La lucidité de Pierre Prion

 

L’excellent article de Jean Nicolas dans La Quinzaine Littéraire omet de mentionner un des extraordinaires mérites de Pierre Prion : la lucidité d’approuver la politique de Louis XV et de Choiseul, politique dite de « renversement des alliances ». Je rappelle brièvement la situation : depuis la fin du règne de Louis XIV, on assistait à une montée de la Prusse. Les intellectuels, en particulier Voltaire, chauffaient l’opinion en faveur de Frédéric II, réputé « homme des lumières ». Les « philosophes » et l’opinion suivaient, jusqu’au moment où Voltaire s’aperçoit que le machiavélien Frédéric l’avait complètement berné. Mais il était trop tard. La montée de la Prusse menaçait l’équilibre européen. (Les conséquences sont incalculables, jusqu’en 1945…)

Certes, l’alliance russe, avec l’impératrice Elisabeth Romanov, avait rétabli un moment la situation : les cosaques prennent Berlin, Elisabeth parla d’annexer Königsberg et Berlin, et Frédéric envisagea de se suicider à Clèves. Mais Elisabeth Romanov meurt ! La France perdit la guerre, la Russie passait à l’ennemi et notre vieille alliée, la Turquie venait d’être battue par le prince Eugène (d’où le traité de Belgrade en 1739).

C’est alors que Choiseul, appuyé par Mme de Pompadour, décida le renversement des alliances : la France s’allie avec Marie-Thérèse et l’une des conséquences sera le mariage autrichien (le benêt futur Louis XVI avec Marie-Antoinette, à la tête légère).

Bien entendu, le parti « philosophique » va lancer une campagne xénophobe contre « l’Autrichienne ». La Prusse est alors considérée comme « progressiste » (alors que l’empereur Joseph II était bien plus « progressiste », aimant fort peu les prêtres).
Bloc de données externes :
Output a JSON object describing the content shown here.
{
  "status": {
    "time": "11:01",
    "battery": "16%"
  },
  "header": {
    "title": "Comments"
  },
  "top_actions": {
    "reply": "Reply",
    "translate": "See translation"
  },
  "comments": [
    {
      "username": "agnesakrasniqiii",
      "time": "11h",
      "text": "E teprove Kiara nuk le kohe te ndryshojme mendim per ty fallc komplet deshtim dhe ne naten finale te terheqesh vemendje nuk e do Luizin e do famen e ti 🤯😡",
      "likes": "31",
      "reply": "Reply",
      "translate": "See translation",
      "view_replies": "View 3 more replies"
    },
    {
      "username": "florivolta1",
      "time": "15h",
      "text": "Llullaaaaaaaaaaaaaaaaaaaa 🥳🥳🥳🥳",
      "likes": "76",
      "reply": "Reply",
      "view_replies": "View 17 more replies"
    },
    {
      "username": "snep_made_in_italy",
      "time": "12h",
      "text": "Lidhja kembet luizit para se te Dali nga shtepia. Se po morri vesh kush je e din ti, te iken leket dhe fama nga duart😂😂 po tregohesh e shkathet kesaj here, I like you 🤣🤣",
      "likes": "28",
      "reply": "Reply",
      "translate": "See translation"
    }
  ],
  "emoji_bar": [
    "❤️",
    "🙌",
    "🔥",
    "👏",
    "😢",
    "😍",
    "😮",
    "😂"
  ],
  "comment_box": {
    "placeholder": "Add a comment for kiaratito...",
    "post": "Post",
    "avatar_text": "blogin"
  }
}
Une cabale avait écarté Choiseul, remplacé par Vergennes, qui considérait l’Angleterre comme l’ennemi principal. Joseph II tenta en vain de sauver la politique d’entente avec l’Autriche. Vergennes nous lança dans la guerre contre les Anglais, en Amérique : nouvelle décision aux conséquences imprévisibles alors ! Les « Insurgents » étaient faibles et Washington médiocre général. C’est Rochambeau qui battra l’armée anglaise (victoire de Yorktown) et l’amiral de Grasse la flotte anglaise à Chesapeake. Or cette guerre reposait entièrement sur les finances de la France. La dette fut colossale : ce sera l’une des causes de la Révolution française, car la paysannerie et la bourgeoisie regimbèrent à payer les impôts. Le premier ministre, un Suisse, Necker, banquier particulièrement obtus, refuse l’inflation préconisée par Calonne. Et ce sera la révolte du peuple.

Or, le brave Prion, au milieu des garrigues du Languedoc, a parfaitement compris les raisons du renversement des alliances, s’il n’a pas assez vécu pour voir les conséquences de l’autre politique : fin de l’équilibre européen, montée de la Prusse, trente ans de guerres ininterrompues, la dictature succédant à la misère populaire sous le Directoire.

Il est remarquable qu’un simple paysan, grand lecteur il est vrai, ait été plus lucide que Voltaire et les « intellectuels » de son temps.